Sunday, July 31 – The best story of
the night was the first, about a series of recent voter ID laws that were
struck down. I was appalled by the
blatancy of the North Carolina law, whose makers requested data on voting
habits broken down by race and then
passed five measures that all
disproportionately affected Black people – so gross. Quick piece on the attempted coup in Turkey,
featuring their vacationing Prime Minister FaceTiming news channels to reassure
the people. The main story was on the Democratic convention, and after last week’s look at the RNC, it felt a little
aimless. It hit a lot of the highlights –
email leak, Sanders supporters, prominent speeches – but didn’t seem to have an
overall message, no important point it was trying to get across. Not until the very end, when John covered
Trump’s bigoted response to the Khans’ speech.
Then, he really let loose and there was nothing thinly-veiled about his
contempt.
No Daily Show this week – post-convention(s)

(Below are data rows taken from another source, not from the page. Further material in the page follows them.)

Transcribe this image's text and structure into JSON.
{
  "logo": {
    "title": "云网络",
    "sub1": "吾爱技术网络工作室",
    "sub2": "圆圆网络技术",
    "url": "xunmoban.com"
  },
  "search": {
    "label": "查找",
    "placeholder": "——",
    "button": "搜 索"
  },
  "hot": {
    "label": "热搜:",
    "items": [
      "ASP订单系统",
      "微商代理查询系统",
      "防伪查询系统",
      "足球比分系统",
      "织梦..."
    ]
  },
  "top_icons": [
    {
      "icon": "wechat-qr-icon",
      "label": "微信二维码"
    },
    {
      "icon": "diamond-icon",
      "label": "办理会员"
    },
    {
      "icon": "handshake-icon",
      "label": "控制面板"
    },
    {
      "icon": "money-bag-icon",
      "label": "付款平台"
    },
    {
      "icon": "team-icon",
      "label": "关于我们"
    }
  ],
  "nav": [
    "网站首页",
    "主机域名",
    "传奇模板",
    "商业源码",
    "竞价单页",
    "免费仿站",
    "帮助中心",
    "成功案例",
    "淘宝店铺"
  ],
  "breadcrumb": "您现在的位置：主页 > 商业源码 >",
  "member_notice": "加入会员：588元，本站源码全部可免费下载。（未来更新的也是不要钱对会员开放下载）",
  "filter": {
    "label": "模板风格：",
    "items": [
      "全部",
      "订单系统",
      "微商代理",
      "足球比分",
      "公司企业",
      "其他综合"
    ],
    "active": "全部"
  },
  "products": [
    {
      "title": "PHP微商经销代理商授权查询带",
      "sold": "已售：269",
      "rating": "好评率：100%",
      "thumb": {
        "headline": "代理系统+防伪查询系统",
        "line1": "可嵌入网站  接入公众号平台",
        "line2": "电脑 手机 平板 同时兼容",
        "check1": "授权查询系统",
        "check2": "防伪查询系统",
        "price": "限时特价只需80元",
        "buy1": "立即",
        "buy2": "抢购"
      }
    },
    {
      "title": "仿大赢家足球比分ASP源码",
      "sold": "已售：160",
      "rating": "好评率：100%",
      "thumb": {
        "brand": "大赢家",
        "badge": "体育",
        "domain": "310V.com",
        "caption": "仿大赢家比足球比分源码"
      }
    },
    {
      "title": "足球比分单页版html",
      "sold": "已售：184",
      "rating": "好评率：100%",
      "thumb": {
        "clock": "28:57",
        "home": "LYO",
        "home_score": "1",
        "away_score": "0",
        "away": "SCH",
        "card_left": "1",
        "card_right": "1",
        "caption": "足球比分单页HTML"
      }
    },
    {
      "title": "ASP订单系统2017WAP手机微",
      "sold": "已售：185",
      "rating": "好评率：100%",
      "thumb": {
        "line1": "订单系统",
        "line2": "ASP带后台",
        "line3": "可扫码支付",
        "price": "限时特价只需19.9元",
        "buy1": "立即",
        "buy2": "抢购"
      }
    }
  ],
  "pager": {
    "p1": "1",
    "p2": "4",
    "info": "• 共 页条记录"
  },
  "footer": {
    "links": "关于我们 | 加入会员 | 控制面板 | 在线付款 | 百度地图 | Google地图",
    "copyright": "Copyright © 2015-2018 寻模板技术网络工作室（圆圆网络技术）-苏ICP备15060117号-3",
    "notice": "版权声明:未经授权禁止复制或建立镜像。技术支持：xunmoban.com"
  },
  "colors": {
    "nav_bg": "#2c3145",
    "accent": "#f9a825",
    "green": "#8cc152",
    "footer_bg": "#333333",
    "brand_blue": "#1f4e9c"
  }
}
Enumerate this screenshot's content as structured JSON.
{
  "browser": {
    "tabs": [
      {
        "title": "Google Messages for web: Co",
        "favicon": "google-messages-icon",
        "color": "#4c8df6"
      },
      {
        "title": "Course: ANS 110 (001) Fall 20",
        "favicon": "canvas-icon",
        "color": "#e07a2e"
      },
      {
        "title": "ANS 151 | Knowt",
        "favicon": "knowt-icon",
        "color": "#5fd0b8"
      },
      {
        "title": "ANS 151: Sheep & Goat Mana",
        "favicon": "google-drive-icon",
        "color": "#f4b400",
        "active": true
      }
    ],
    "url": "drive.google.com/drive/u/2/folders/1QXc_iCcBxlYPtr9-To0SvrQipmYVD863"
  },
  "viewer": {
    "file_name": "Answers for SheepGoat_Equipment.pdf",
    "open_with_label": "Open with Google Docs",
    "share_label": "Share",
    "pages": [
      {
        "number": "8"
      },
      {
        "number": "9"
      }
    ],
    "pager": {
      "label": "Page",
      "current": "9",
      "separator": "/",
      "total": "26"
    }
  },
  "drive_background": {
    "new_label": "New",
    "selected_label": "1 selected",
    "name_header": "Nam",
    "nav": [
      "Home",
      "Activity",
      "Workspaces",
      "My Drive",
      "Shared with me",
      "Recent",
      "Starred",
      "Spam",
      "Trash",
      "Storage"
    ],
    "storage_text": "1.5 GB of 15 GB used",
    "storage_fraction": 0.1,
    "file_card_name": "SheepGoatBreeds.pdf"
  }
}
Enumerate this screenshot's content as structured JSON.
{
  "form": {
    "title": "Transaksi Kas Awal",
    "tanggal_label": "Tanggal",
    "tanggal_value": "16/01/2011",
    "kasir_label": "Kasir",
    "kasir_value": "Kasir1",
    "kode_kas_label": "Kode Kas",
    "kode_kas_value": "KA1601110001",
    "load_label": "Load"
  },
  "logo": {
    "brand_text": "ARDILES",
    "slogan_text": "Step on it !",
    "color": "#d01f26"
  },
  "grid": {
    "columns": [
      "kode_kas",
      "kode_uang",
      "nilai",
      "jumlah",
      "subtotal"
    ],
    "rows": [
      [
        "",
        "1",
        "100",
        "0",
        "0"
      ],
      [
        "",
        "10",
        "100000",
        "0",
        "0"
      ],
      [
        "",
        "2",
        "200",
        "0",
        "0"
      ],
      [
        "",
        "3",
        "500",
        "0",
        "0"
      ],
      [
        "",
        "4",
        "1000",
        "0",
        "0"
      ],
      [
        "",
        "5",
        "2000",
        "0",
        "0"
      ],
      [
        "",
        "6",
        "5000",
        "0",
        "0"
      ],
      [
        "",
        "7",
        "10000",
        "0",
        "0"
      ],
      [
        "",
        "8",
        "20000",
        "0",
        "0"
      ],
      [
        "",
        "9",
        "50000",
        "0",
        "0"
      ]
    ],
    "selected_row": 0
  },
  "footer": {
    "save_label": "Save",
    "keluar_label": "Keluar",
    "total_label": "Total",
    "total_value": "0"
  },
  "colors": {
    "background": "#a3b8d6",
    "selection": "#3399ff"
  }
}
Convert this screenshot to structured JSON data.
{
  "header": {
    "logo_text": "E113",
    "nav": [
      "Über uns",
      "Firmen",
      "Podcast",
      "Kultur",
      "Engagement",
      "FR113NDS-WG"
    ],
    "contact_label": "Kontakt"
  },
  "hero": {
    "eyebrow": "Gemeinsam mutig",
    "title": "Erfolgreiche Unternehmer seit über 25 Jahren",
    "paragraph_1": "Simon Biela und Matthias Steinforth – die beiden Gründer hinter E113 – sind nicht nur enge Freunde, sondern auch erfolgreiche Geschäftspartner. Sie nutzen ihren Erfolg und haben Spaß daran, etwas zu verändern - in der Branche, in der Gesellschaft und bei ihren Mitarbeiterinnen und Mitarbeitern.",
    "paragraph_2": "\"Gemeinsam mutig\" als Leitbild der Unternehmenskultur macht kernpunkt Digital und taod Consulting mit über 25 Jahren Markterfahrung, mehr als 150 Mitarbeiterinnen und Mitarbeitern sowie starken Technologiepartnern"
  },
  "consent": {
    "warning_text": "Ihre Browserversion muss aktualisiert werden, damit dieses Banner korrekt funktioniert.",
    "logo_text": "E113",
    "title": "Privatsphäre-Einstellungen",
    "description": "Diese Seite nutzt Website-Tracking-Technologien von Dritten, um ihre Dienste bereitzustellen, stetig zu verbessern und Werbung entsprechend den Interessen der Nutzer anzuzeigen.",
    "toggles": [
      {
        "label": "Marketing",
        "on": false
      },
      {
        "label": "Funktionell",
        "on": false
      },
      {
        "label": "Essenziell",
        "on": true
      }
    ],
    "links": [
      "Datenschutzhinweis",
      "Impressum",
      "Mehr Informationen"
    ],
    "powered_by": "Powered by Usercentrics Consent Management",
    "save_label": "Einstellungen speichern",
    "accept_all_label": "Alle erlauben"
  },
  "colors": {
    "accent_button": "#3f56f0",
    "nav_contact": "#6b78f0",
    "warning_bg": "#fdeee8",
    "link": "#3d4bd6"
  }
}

breather. In lieu of having new episodes
to discuss, I’d like to highlight another aspect I like about the series. I really appreciate how, in covering stories
related to race, the show doesn’t just cover the “big” issues. I mean, it does address hard-hitting topics like police shootings,
discriminatory laws, and xenophobic claims made by presidential candidates, and
it pretty much always knocks these stories out of the park, but it doesn’t stop
there.
The show
also looks at stories that are less devastating but which still effect the lives
of everyday people in real ways. The
fact that Asian men and Black women statistically face the most rejection on
dating/hookup apps isn’t something that’s endangering people’s lives or denying
their personal liberties, and it’s not something that has an immediate, obvious
fix, but it’s still something that happens that disproportionately affects
certain people based on their race, and that matters. It matters when a subset of the Internet
loses their minds over a Black man playing one of the leads in Star Wars, and it matters when the media
makes Cam Newton’s endzone dances out to be “inappropriate” and sullying the
good name of football. There can be a
tendency among some to think that America has essentially “solved” its racism,
that the major problems have been dealt with and “we’re all equal now.” Even if the “big” issues mentioned above didn’t
thoroughly demonstrate that that’s not true, these “smaller” stories would
still show that the U.S. has a long way to go.